Bil’s rating (out of 5): BB.
USA, 1938. Paramount Pictures. Story by Norman Krasna, Screenplay by Virginia Van Upp. Cinematography by Charles Lang. Produced by Fritz Lang. Music by Kurt Weill. Production Design by Hans Dreier, Ernst Fegte. Film Editing by Paul Weatherwax.
Early Hollywood project by the recently-arrived Fritz Lang shows him off at his corniest. George Raft and Sylvia Sidney play employees at a department store whose big-hearted owner (Harry Carey) has a strange hiring practice: he gives ex-cons the opportunity to go straight by giving them an honest living in his store. Raft has left his wicked ways behind him, and after completing parole decides to leave for California and seek out even better opportunities for a brighter future. He and Sidney finally admit their love for each other at the moment of departure, however, so he opts instead to stay and marry the lovely lady, but trouble is not far behind their fresh start. She has a secret that could destroy them completely, while he becomes despondent over the distance her secret puts between them, which then makes him vulnerable to the influence of nefarious old friends and older habits.
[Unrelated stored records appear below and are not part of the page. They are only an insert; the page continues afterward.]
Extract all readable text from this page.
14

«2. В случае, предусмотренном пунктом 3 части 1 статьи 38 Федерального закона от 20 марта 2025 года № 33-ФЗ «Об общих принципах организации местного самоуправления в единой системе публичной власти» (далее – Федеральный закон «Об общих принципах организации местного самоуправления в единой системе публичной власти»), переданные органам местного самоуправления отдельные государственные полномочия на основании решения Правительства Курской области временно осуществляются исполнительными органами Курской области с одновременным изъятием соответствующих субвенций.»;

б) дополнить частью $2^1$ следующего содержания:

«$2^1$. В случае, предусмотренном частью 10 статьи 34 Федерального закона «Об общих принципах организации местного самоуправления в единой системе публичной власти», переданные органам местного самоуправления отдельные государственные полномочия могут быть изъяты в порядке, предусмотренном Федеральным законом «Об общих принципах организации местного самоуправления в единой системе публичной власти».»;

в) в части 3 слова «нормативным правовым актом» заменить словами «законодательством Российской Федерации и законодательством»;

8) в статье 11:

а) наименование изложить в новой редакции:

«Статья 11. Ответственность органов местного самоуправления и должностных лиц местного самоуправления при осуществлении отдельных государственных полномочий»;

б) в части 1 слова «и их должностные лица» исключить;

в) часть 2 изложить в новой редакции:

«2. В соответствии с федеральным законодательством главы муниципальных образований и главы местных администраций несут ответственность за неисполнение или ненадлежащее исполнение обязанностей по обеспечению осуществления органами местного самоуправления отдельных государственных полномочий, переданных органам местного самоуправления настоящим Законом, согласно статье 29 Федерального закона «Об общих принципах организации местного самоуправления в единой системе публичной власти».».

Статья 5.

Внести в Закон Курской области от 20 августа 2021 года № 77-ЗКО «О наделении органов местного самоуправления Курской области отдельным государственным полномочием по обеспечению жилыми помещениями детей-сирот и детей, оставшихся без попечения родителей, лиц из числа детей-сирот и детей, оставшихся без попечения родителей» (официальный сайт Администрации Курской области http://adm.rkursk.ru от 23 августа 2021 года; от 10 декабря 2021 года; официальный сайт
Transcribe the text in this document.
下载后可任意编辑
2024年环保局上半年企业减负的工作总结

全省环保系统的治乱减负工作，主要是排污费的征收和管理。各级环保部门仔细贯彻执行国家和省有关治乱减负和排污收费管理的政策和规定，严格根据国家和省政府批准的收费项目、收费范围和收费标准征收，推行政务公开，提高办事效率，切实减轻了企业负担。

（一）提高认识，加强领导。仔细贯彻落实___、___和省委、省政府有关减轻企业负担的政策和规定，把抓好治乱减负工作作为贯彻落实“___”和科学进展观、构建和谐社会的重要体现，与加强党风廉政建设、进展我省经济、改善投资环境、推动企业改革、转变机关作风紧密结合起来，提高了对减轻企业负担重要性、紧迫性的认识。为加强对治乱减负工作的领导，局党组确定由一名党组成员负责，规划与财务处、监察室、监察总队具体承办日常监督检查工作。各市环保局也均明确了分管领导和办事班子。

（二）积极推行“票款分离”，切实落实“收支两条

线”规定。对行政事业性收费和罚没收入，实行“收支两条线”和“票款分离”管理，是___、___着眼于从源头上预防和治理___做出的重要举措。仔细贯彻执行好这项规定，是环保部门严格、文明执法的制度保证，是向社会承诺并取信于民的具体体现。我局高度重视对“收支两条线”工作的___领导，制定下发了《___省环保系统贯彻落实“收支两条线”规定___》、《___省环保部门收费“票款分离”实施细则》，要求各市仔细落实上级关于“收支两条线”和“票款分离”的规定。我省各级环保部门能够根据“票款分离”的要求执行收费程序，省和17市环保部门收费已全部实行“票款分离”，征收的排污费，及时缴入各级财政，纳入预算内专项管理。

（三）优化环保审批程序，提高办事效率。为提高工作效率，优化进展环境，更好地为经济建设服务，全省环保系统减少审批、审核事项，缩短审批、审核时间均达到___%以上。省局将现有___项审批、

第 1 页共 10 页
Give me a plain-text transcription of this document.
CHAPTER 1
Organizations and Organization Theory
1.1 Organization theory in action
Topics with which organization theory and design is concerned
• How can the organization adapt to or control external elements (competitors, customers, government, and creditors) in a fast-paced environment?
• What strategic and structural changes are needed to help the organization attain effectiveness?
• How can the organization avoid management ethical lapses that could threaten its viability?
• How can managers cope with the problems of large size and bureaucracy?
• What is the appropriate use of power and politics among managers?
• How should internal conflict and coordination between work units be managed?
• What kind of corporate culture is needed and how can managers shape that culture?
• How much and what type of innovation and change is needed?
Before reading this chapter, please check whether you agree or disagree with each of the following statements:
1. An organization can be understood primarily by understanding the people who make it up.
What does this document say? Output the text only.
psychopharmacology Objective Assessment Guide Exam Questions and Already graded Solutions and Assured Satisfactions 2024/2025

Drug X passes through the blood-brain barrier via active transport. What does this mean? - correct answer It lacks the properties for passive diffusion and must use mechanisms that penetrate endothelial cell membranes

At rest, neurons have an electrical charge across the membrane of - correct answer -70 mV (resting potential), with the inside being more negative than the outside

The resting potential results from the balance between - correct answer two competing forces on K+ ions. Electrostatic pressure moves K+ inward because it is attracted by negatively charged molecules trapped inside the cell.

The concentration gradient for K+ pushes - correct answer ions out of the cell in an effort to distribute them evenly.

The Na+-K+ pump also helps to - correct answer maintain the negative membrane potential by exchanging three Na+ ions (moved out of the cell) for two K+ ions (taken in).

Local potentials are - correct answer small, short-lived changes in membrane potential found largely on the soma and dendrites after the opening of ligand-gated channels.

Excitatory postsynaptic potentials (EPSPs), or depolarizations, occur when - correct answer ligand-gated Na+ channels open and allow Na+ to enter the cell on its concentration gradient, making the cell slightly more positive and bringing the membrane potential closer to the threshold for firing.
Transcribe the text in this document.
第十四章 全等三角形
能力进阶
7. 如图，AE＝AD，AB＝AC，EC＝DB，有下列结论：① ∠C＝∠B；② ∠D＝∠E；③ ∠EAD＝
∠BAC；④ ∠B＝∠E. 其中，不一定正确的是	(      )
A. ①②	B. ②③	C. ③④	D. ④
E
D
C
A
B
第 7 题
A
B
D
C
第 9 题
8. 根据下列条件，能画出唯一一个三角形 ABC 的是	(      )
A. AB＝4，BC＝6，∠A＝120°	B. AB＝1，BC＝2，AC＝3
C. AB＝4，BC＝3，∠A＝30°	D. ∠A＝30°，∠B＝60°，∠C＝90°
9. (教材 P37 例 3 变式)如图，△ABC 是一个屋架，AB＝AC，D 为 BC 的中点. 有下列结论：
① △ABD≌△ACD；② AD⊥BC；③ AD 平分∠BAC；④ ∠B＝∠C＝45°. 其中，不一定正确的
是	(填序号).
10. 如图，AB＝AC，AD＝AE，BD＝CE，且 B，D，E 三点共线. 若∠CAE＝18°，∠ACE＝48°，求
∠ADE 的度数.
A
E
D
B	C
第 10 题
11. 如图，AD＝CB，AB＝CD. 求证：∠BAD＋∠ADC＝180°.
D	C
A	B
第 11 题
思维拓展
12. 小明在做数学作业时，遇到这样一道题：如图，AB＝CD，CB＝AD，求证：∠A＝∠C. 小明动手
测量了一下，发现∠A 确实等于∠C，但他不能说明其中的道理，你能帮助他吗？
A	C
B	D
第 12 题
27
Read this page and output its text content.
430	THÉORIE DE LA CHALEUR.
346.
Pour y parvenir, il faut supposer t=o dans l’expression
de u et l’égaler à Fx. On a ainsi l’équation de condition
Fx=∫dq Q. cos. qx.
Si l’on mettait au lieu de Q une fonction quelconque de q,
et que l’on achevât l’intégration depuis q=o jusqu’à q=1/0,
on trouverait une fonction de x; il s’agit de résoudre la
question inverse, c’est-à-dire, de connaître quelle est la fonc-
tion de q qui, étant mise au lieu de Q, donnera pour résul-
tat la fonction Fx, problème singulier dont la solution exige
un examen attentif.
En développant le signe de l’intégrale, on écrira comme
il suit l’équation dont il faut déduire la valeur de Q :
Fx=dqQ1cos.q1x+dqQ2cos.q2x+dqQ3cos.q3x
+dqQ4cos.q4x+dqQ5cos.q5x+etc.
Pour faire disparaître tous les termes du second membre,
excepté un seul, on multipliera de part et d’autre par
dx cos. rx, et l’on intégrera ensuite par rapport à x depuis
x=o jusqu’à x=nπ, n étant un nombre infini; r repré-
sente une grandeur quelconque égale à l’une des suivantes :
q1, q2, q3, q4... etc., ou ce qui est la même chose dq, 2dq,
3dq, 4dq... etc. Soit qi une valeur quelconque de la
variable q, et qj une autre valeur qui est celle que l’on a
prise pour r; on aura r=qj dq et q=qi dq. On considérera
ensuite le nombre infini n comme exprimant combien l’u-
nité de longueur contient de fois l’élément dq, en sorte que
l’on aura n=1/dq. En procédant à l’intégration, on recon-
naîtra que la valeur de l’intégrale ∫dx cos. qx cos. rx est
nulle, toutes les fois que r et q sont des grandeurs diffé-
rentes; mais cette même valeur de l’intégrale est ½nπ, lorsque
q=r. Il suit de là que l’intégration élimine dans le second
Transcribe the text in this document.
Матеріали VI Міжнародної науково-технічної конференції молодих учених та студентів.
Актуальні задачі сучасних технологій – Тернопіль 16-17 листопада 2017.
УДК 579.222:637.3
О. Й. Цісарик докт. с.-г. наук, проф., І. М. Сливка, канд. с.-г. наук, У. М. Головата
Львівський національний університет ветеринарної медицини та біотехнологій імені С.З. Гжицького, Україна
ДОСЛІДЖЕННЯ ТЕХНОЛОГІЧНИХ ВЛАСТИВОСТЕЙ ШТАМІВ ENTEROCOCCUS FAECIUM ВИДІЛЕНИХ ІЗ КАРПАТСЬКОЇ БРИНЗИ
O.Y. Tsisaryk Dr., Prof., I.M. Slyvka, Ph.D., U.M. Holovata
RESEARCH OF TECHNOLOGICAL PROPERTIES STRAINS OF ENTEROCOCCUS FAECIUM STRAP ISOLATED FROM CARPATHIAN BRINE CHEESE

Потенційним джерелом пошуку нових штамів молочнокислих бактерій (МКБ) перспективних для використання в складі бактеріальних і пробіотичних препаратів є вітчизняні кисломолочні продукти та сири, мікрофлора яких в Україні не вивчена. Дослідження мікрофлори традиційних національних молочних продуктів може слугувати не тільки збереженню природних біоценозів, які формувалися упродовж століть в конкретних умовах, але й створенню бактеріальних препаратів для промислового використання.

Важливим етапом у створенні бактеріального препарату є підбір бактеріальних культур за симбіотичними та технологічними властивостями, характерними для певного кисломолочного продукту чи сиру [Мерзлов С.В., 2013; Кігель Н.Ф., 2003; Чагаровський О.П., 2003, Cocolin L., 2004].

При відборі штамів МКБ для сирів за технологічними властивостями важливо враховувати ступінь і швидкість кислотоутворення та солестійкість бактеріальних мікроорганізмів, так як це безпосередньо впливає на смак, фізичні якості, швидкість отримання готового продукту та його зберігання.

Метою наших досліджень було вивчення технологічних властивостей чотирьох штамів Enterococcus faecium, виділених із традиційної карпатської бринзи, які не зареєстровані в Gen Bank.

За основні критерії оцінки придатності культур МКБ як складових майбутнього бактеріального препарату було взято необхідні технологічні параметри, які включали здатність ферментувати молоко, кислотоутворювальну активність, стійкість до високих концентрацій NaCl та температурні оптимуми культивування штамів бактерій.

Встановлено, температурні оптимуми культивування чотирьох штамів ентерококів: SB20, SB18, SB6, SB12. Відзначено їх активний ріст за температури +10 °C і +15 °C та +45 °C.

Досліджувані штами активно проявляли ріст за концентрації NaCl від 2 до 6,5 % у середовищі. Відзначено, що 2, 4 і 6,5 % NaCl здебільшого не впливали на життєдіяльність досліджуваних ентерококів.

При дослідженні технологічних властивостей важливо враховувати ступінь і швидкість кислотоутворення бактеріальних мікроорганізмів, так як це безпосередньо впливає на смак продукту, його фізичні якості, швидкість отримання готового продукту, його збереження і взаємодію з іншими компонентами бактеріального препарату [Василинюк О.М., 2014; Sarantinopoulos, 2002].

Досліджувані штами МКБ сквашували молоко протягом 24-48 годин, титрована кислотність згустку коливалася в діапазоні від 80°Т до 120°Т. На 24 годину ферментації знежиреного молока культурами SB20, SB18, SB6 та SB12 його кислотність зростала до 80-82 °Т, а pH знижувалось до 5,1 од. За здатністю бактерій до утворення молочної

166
Lang had an ability to create rich images with depth and shadowy precision unlike anyone of his time (particularly enjoyable in the department store scenes), but the cardboard characters and cheesy moralizing really keeps it at the bottom of the list among the classics he made. That said, the scene where Sidney does a demonstration on why crime doesn’t pay is totally worth the price of admission.